Essentially over R60 billion this financial year alone is needed to fund teacher costs in schools and early childhood development centres, doctors, nurses and front line workers staffing costs, while also funding rail projects in communities.
The two percentage point VAT hike proposal is all but dead in the woods, it's not going to happen. Treasury may be forced to forget about it entirely in the worst case scenario, but they have outlined what the countries immediate and pressing needs are and I am yet to see anyone argue against it.
We all accept we need the young teachers, nurses, doctors and a working rail system, but where and how will we fund this?
Maybe we should stop stealing now
Perhaps if we placed a moratorium on theft and corruption for just one calendar that would do the trick?
R60 billion is a lot of money and it will be difficult to find the money in one full swipe. We also know the challenges that come with austerity.
“Institutions like Correctional Services need to reduce the tax burden, as part of the rehabilitation and skills development program they need to get into agriculture, textiles,” suggested one of my friends Khaya Maroba during a discussion we had as friends over WhatsApp this week as we debated and discussed the matter.
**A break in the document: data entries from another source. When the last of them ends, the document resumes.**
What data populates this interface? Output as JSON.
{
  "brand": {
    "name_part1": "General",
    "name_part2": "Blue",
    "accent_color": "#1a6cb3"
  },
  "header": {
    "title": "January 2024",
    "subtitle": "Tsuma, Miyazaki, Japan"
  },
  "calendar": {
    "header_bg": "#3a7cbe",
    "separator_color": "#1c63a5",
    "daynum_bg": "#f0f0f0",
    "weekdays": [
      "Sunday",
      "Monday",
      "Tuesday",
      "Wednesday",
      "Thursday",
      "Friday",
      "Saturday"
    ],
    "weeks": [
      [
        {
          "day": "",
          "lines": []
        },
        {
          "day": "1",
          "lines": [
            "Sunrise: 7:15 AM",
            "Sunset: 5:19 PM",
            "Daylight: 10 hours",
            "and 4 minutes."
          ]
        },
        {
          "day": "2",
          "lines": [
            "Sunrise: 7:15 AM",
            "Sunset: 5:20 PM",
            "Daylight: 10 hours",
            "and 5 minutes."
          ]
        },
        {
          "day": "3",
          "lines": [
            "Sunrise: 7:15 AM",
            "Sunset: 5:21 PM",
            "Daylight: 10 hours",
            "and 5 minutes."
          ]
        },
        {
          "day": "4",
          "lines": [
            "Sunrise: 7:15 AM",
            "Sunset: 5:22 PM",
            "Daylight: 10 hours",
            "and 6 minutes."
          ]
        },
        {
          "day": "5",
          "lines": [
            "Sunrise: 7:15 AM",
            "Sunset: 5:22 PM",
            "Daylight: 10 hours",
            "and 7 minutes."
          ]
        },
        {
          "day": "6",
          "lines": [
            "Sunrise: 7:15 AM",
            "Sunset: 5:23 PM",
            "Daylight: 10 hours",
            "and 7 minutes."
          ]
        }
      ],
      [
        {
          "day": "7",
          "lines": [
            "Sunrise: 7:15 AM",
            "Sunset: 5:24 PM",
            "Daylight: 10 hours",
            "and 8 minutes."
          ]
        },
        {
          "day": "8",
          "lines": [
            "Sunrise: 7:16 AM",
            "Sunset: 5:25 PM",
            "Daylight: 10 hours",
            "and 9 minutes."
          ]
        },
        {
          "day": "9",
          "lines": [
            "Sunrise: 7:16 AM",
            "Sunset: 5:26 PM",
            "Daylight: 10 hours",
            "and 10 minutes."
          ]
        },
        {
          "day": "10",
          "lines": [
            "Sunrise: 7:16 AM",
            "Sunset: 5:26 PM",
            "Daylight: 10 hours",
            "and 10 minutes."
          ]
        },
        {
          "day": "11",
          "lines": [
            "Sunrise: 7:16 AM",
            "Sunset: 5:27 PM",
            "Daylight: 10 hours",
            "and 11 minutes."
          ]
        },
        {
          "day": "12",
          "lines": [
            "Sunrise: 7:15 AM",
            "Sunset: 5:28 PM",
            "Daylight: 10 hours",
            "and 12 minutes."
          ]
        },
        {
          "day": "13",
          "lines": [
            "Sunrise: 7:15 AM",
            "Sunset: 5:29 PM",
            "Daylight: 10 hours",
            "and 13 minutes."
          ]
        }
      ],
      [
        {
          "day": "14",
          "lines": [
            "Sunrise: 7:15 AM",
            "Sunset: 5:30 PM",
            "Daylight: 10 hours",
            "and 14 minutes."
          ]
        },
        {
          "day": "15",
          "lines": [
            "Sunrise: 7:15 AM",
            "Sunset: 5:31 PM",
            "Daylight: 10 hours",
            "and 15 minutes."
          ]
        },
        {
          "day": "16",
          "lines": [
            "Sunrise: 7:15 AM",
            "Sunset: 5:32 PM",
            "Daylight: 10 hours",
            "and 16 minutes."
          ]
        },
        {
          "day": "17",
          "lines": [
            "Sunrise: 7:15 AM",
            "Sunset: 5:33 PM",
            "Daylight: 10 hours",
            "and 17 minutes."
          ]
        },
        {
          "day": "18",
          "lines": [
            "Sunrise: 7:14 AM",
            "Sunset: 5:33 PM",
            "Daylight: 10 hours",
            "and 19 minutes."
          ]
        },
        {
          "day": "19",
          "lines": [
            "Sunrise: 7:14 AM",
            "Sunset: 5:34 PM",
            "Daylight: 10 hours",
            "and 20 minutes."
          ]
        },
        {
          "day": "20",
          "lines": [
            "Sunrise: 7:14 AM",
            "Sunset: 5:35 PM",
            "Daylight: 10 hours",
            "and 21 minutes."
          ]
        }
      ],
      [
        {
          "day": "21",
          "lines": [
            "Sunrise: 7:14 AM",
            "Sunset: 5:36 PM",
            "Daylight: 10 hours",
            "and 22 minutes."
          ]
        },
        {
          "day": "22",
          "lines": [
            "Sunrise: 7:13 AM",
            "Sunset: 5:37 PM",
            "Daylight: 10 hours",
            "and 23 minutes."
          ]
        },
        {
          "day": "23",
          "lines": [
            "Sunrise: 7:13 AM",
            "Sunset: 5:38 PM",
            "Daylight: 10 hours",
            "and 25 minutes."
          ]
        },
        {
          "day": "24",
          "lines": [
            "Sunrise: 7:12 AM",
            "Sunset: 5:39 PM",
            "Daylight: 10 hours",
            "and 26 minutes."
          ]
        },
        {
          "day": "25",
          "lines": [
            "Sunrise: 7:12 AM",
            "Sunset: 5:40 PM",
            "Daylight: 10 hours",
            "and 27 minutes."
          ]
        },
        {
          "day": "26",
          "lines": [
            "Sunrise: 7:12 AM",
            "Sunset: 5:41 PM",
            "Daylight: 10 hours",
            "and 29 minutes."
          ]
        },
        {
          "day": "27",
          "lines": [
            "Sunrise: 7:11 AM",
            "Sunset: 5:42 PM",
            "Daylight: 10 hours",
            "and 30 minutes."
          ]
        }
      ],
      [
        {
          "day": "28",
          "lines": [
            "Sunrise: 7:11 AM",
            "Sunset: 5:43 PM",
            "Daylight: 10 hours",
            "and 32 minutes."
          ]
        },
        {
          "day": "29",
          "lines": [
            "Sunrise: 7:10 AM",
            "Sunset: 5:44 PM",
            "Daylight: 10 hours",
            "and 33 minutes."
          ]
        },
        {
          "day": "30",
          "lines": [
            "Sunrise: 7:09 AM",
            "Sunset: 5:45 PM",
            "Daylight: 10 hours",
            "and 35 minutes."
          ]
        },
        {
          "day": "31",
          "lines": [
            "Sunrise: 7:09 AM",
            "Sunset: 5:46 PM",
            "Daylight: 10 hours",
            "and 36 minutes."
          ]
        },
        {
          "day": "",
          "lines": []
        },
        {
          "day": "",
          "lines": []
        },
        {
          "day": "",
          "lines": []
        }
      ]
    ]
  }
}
“In that way we as tax payers would not be wholly funding their ‘rehabilitation’. They are part of the dead weight,” Maroba concluded.
Increasingly, Uncle Azania is waking up every morning to go to work to fend his family, but at the end of every month it increasingly feels like there's always an unpaid bill, electricity this month, the car last month, the school fees the month previous and so it goes.
The situation is starting to get dire and desperate. South Africa needs sustainable economic growth as in yesterday to produce the jobs.
We need to get our young people off the streets and onto the factory floors and offices, working. We need more people working and less young people queuing for grants, but we do need to help those who cannot for whatever reason.
We simply cannot be that rich uncle who lost it all, but if things don't change in a hurry, the writing is on the wall.
As Mbeki often asks, what is to be done?
Sihle Mlambo is the content manager for Business, Lifestyle and Sport at IOL.